Bütün entrika ve düşmanlık oluşturma çabalarına rağmen bu ülkenin çeşitli etnisitelerine mensup insanları/ halkları arasında, şeytanî güçlerce etnik farklılıklara dayalı bir düşmanlık bereket ki, oluşturulamamıştır. Çünkü bu halkları birbirine bağlayan şu veya bu rejimin vatandaşlık bağı değil, asırlardır birbirine kardeş yapan inanç bağıdır.
***
Diyanet İşleri Başkanı’nın, bugünlerde doğu ve güneydoğudaki bölgede inanç adına yaralara merhem sürmeye daha da ağırlık verdiği görülmekte.. Bu durum bazılarınca din istismarı gibi gösterilmek istense de aslında samimiyetle yapılması gereken zaten budur ve geç bile kalınmıştır.
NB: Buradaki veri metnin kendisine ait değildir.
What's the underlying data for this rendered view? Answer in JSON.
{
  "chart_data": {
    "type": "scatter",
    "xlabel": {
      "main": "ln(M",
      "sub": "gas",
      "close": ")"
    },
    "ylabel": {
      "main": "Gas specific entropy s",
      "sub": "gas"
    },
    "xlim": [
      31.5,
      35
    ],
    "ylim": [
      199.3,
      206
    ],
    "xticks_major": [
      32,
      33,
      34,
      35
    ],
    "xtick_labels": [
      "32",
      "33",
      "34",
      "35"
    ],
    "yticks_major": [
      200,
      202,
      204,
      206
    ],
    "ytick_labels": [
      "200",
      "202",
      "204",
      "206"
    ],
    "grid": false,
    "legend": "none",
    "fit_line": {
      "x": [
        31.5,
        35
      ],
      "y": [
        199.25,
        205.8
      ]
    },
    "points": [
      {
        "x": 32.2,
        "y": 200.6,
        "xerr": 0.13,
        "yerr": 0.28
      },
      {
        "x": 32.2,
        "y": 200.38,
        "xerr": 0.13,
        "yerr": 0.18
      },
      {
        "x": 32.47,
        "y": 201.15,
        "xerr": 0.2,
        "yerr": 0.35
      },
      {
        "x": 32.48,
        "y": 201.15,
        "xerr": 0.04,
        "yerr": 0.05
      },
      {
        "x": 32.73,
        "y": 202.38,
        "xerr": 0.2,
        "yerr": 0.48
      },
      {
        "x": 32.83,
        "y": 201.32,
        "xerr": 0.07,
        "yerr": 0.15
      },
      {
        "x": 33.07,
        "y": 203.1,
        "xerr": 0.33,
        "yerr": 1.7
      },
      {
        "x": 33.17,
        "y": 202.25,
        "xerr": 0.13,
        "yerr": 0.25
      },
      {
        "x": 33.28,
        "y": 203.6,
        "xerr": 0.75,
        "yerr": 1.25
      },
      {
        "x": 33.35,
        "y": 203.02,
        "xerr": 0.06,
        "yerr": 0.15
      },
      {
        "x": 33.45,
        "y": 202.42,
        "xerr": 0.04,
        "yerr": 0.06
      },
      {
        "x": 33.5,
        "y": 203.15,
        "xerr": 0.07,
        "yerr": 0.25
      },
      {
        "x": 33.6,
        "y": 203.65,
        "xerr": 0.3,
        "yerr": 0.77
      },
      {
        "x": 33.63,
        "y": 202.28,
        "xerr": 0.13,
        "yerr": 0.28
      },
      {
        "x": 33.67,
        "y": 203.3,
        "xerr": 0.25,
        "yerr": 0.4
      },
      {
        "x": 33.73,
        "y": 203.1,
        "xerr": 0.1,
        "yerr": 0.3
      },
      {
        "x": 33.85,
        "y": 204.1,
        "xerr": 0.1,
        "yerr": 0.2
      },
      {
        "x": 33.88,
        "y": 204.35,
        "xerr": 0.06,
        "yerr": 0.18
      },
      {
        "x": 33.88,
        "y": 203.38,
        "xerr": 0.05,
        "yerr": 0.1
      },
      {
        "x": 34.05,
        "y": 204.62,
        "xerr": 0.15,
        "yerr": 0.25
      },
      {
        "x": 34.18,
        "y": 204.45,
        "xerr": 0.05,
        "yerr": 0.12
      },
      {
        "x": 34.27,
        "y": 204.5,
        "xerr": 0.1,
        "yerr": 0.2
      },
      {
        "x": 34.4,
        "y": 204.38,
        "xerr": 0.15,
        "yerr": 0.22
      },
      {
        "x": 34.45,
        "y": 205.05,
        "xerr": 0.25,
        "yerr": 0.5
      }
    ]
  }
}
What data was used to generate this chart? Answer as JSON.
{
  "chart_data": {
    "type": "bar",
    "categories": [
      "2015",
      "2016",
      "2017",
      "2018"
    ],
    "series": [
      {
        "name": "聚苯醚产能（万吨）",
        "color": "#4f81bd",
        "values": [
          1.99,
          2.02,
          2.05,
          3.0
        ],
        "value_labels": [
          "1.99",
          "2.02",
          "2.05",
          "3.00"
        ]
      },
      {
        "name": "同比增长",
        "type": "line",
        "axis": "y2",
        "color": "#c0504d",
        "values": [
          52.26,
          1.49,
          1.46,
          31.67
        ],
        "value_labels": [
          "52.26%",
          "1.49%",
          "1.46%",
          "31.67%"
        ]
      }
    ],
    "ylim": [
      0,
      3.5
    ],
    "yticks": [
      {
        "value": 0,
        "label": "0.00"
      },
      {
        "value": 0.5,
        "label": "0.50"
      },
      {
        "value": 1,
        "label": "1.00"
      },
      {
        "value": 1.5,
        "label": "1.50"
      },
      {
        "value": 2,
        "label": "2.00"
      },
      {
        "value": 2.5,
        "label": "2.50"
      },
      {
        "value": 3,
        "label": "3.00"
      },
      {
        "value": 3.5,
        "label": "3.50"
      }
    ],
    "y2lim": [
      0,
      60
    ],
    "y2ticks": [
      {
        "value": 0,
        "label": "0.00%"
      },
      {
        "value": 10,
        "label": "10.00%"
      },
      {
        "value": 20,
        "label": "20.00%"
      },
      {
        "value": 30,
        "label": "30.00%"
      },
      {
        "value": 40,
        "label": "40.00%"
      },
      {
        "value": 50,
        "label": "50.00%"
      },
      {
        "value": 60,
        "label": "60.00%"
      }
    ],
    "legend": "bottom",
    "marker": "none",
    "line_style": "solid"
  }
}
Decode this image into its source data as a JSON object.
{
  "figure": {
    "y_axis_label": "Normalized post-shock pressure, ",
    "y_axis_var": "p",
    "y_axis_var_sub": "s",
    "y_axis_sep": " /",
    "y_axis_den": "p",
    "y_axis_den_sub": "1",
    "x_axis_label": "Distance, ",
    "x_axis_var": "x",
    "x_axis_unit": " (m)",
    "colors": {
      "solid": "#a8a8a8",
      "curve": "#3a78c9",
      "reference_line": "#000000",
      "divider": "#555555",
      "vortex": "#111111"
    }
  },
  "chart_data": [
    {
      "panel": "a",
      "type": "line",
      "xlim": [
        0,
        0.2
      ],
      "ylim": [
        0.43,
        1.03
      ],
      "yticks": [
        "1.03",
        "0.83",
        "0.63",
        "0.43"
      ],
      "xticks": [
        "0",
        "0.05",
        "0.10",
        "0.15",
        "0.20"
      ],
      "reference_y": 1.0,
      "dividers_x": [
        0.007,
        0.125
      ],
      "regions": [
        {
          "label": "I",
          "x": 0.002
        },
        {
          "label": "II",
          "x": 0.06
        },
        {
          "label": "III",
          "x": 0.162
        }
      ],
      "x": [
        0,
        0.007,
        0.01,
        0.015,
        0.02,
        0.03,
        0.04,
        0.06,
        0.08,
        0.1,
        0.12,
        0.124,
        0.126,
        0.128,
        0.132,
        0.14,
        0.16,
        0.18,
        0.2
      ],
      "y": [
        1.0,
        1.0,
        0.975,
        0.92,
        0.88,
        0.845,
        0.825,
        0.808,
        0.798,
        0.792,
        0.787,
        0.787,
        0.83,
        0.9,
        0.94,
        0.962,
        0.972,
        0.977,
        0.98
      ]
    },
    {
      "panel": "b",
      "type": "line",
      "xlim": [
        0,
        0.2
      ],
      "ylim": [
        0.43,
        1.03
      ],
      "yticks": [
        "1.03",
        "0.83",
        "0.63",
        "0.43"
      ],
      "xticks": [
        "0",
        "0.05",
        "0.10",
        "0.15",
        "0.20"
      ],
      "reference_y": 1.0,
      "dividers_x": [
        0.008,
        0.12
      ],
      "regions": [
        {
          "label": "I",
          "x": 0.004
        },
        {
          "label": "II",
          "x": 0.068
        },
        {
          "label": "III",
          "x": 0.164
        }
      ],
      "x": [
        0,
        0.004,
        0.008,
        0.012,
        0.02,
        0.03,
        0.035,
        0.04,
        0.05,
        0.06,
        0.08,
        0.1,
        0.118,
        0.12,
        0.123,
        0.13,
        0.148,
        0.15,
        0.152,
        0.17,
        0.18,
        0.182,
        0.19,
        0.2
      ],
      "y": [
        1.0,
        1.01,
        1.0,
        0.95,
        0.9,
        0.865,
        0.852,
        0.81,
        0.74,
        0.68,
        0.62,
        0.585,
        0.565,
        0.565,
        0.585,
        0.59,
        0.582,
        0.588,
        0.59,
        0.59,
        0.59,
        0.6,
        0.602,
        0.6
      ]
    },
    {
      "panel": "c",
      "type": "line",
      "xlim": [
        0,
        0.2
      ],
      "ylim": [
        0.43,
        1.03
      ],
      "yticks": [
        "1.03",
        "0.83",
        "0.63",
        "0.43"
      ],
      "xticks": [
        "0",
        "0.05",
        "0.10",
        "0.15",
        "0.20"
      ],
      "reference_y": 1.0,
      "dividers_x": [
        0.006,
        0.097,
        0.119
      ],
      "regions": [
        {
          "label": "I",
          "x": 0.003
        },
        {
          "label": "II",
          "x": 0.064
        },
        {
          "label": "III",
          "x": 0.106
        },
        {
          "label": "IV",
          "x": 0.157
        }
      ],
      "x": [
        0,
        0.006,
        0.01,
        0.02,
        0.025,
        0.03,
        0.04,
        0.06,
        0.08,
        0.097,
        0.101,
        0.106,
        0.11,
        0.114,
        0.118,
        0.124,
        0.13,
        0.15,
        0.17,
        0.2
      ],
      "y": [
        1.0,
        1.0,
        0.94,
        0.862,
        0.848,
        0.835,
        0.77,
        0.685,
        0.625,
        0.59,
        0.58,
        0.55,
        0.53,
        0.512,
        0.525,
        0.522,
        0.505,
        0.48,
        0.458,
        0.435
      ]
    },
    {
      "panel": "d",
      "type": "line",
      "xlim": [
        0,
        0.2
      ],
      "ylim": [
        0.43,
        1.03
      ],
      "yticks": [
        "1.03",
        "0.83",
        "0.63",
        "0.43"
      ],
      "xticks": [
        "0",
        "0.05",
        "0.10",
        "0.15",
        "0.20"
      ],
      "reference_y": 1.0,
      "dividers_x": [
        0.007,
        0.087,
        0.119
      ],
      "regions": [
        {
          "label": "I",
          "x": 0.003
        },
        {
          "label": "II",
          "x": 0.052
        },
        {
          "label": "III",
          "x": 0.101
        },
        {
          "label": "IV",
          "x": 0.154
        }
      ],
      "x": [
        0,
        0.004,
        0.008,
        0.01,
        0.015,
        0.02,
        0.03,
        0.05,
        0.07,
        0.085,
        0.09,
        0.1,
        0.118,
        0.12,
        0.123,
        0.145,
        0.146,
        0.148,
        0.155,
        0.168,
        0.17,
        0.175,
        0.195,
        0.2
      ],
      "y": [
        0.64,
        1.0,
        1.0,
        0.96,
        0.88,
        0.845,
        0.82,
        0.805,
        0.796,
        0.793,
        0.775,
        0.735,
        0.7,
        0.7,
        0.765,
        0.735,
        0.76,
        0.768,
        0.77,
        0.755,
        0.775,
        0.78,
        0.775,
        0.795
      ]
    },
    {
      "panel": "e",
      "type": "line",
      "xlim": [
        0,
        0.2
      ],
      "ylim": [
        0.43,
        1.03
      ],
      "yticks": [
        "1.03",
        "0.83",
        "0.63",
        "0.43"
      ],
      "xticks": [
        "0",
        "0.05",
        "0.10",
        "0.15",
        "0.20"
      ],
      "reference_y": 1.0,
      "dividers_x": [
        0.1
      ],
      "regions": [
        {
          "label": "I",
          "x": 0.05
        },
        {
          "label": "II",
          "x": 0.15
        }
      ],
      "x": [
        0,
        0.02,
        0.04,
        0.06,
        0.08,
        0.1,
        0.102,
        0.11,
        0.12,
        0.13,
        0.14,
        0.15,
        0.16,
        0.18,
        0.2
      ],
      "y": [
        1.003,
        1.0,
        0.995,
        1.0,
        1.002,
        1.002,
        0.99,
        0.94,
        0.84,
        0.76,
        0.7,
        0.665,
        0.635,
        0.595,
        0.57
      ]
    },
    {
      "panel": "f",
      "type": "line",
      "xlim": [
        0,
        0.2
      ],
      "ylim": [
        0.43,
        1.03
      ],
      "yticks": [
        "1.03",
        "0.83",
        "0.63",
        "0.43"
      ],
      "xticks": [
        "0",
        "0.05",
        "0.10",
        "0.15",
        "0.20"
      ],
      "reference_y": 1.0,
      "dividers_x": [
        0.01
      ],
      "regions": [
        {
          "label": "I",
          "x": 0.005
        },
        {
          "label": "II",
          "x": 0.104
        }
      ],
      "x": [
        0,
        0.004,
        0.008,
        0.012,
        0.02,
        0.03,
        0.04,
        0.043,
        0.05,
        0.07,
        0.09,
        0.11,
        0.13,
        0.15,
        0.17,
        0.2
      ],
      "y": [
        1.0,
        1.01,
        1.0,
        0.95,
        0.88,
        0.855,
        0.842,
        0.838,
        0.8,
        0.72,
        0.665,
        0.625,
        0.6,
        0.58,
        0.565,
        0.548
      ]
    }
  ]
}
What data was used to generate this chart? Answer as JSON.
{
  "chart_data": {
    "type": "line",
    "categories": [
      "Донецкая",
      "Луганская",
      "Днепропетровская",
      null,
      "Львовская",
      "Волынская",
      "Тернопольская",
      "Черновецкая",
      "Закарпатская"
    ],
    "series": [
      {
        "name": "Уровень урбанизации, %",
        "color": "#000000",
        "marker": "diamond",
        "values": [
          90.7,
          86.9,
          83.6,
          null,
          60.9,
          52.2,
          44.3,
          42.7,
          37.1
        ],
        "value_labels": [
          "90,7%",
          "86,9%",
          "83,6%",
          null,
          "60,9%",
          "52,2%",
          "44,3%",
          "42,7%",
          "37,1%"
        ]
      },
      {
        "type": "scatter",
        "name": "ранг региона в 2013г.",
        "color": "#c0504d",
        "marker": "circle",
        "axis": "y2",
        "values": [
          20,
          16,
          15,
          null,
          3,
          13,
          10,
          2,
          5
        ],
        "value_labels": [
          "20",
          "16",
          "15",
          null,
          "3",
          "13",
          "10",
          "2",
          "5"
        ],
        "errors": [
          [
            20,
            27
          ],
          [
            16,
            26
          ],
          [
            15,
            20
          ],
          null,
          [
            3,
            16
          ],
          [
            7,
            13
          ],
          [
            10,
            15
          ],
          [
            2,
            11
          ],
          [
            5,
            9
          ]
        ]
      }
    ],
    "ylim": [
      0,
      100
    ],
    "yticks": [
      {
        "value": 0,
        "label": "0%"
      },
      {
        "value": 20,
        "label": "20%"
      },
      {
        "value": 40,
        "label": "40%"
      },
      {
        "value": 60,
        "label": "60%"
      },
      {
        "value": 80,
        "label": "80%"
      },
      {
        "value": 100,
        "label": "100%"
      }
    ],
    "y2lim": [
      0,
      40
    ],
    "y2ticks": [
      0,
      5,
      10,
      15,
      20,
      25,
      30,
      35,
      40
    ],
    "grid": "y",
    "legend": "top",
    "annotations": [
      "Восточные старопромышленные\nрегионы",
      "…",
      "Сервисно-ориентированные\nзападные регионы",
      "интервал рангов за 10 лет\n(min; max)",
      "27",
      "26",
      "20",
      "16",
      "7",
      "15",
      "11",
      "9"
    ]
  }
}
Ama geçen gün bir Belediye Başkanı dostum, telefonda yakınıyordu. O mıntıkada kendilerine mahallî deyimle mele / molla denilen bir kısım kimseler ise hendek ve tünel kazma yöntemleriyle şehirleri mahveden tahribkâr tavrı bile, ‘Hz. Peygamber’in sünneti’ olarak övüyorlarmış, Medine’nin savunulmasındaki Hendek Gazvesi’ni çarpıtarak. Ki, o gibiler, asırlarca birlikte yaşayan insanları birbirlerine kırdırmak isteyenlerin oyunlarına geliyorlar.
***
Devlet, devlet olmanın gereklerine geçmişte olmayan şekilde riayet etmektedir. Ama devlete karşı silah kullanmayı göze alan taraf, her yolu mübah bilmekte ve hileye başvurmakta, hiçbir ahlâkî sınır tanımamakta; mâbedleri ve mezarları ve hattâ tabutları silah deposu olarak kullanmakta, uydurma haberlerle çağrılan ambulanslara, itfaiye araçlarına ve bunlardan istifade etmek isteyen sivillere ateş açmakta; sadece asker ve polise değil.
Bizi birbirimize düşman eden resmî ideoloji sapkınlıkları başta olmak üzere bütün şeytanî tuzaklar parçalanmalıdır.